В 1636 году он переехал в Норидж и постоянно обосновался там в медицинской практике. Там в 1641 году он женился на Дороти Майлхэм, леди из хорошей семьи в Норфолке; тем самым не только улучшив свои социальные связи, но и обеспечив себе жену «такой симметричной пропорции к своему достойному мужу как в грациях ее тела, так и ума, что они, казалось, сошлись вместе благодаря своего рода естественному магнетизму». Таков, по крайней мере, был взгляд близкого друга более чем сорока лет, преподобного Джона Уайтфута, в «Протоколах», которые по просьбе вдовы он составил после смерти сэра Томаса и которые содержат большую часть того, что известно о его внешности и манерах. Очевидно, брак был счастливым в течение сорока одного года, когда леди Дороти осталась mæstissima conjux (скорбящей супругой), как гласит величественная эпитафия ее мужа, богатая многими превосходными степенями. В нем родилось двенадцать детей; и хотя только четверо из них пережили своих родителей, такая смертность в тщательно опекаемых и обеспеченных семьях была менее примечательной, чем была бы сейчас, когда два столетия прогресса в медицинской науке добавили безопасности и продолжительности человеческой жизни.

Добрая мать — если бы она не расположила к себе современного читателя своей ласковой нежностью и причудливыми проблесками семейной жизни, которые раскрывают ее семейные письма, — была бы неотразима благодаря изобретательно плохому правописанию, в котором она упивалась, нарушая даже широкие пределы, тогда дозволенные женской гетерографии.

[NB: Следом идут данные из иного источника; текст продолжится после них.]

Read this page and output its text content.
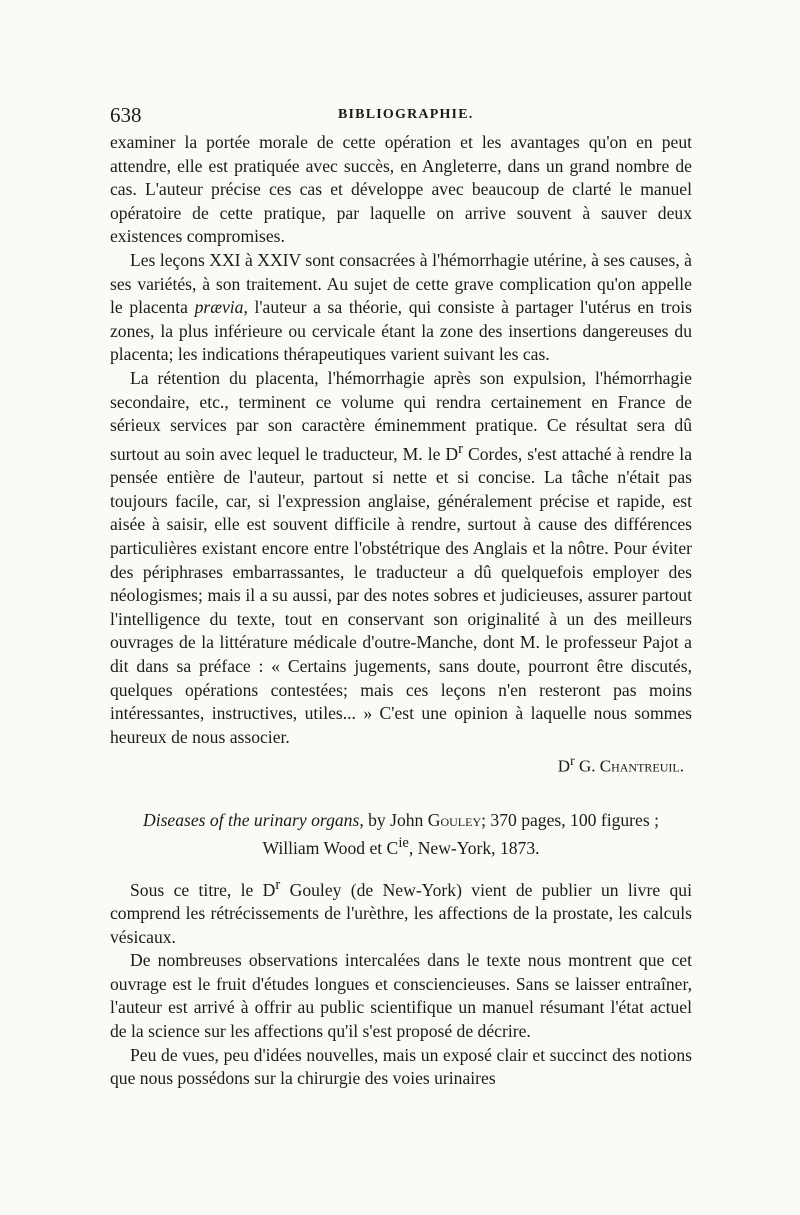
638	BIBLIOGRAPHIE.

examiner la portée morale de cette opération et les avantages qu'on en peut attendre, elle est pratiquée avec succès, en Angleterre, dans un grand nombre de cas. L'auteur précise ces cas et développe avec beaucoup de clarté le manuel opératoire de cette pratique, par laquelle on arrive souvent à sauver deux existences compromises.

Les leçons XXI à XXIV sont consacrées à l'hémorrhagie utérine, à ses causes, à ses variétés, à son traitement. Au sujet de cette grave complication qu'on appelle le placenta prævia, l'auteur a sa théorie, qui consiste à partager l'utérus en trois zones, la plus inférieure ou cervicale étant la zone des insertions dangereuses du placenta; les indications thérapeutiques varient suivant les cas.

La rétention du placenta, l'hémorrhagie après son expulsion, l'hémorrhagie secondaire, etc., terminent ce volume qui rendra certainement en France de sérieux services par son caractère éminemment pratique. Ce résultat sera dû surtout au soin avec lequel le traducteur, M. le $D^r$ Cordes, s'est attaché à rendre la pensée entière de l'auteur, partout si nette et si concise. La tâche n'était pas toujours facile, car, si l'expression anglaise, généralement précise et rapide, est aisée à saisir, elle est souvent difficile à rendre, surtout à cause des différences particulières existant encore entre l'obstétrique des Anglais et la nôtre. Pour éviter des périphrases embarrassantes, le traducteur a dû quelquefois employer des néologismes; mais il a su aussi, par des notes sobres et judicieuses, assurer partout l'intelligence du texte, tout en conservant son originalité à un des meilleurs ouvrages de la littérature médicale d'outre-Manche, dont M. le professeur Pajot a dit dans sa préface : « Certains jugements, sans doute, pourront être discutés, quelques opérations contestées; mais ces leçons n'en resteront pas moins intéressantes, instructives, utiles... » C'est une opinion à laquelle nous sommes heureux de nous associer.

$D^r$ G. Chantreuil.
Diseases of the urinary organs, by John Gouley; 370 pages, 100 figures ;
William Wood et $C^{ie}$, New-York, 1873.

Sous ce titre, le $D^r$ Gouley (de New-York) vient de publier un livre qui comprend les rétrécissements de l'urèthre, les affections de la prostate, les calculs vésicaux.

De nombreuses observations intercalées dans le texte nous montrent que cet ouvrage est le fruit d'études longues et consciencieuses. Sans se laisser entraîner, l'auteur est arrivé à offrir au public scientifique un manuel résumant l'état actuel de la science sur les affections qu'il s'est proposé de décrire.

Peu de vues, peu d'idées nouvelles, mais un exposé clair et succinct des notions que nous possédons sur la chirurgie des voies urinaires
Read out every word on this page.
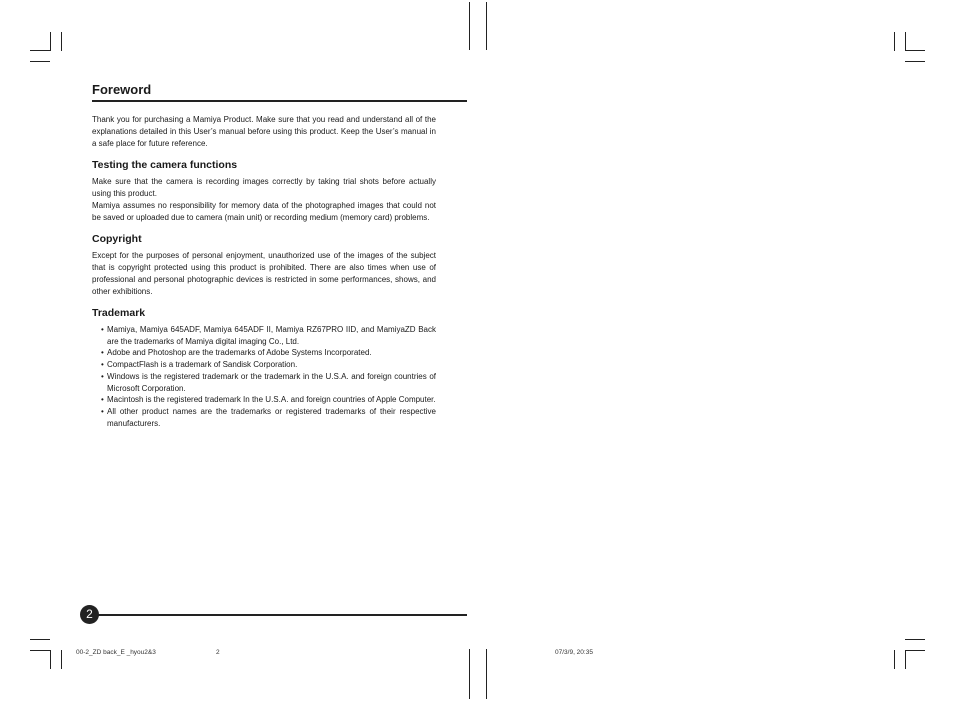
Foreword

Thank you for purchasing a Mamiya Product. Make sure that you read and understand all of the explanations detailed in this User’s manual before using this product. Keep the User’s manual in a safe place for future reference.

Testing the camera functions

Make sure that the camera is recording images correctly by taking trial shots before actually using this product.

Mamiya assumes no responsibility for memory data of the photographed images that could not be saved or uploaded due to camera (main unit) or recording medium (memory card) problems.

Copyright

Except for the purposes of personal enjoyment, unauthorized use of the images of the subject that is copyright protected using this product is prohibited. There are also times when use of professional and personal photographic devices is restricted in some performances, shows, and other exhibitions.

Trademark
• Mamiya, Mamiya 645ADF, Mamiya 645ADF II, Mamiya RZ67PRO IID, and MamiyaZD Back are the trademarks of Mamiya digital imaging Co., Ltd.
• Adobe and Photoshop are the trademarks of Adobe Systems Incorporated.
• CompactFlash is a trademark of Sandisk Corporation.
• Windows is the registered trademark or the trademark in the U.S.A. and foreign countries of Microsoft Corporation.
• Macintosh is the registered trademark In the U.S.A. and foreign countries of Apple Computer.
• All other product names are the trademarks or registered trademarks of their respective manufacturers.
2
00-2_ZD back_E _hyou2&3	2	07/3/9, 20:35
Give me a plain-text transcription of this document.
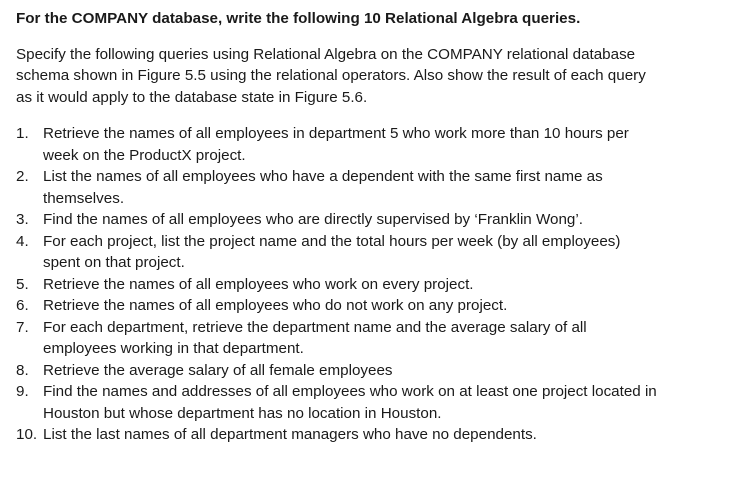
For the COMPANY database, write the following 10 Relational Algebra queries.
Specify the following queries using Relational Algebra on the COMPANY relational database
schema shown in Figure 5.5 using the relational operators. Also show the result of each query
as it would apply to the database state in Figure 5.6.
1. Retrieve the names of all employees in department 5 who work more than 10 hours per
week on the ProductX project.
2. List the names of all employees who have a dependent with the same first name as
themselves.
3. Find the names of all employees who are directly supervised by ‘Franklin Wong’.
4. For each project, list the project name and the total hours per week (by all employees)
spent on that project.
5. Retrieve the names of all employees who work on every project.
6. Retrieve the names of all employees who do not work on any project.
7. For each department, retrieve the department name and the average salary of all
employees working in that department.
8. Retrieve the average salary of all female employees
9. Find the names and addresses of all employees who work on at least one project located in
Houston but whose department has no location in Houston.
10. List the last names of all department managers who have no dependents.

Примечательно, что профессиональное процветание доктора Брауна не пострадало от подозрения, которое рано прикрепилось к нему и вскоре переросло в убеждение, что он был пристрастен к литературным занятиям. Он пользовался высокой репутацией как врач. Его практика была обширной, и он был прилежен в ней, как и в тех работах по литературе и научным исследованиям, которые занимали все «отрывки времени», говорит он, «которые позволяли медицинские отпуска и бесплодная назойливость уроскопии». Его большая семья была щедро воспитана; его гостеприимство и его благотворительность были обильными.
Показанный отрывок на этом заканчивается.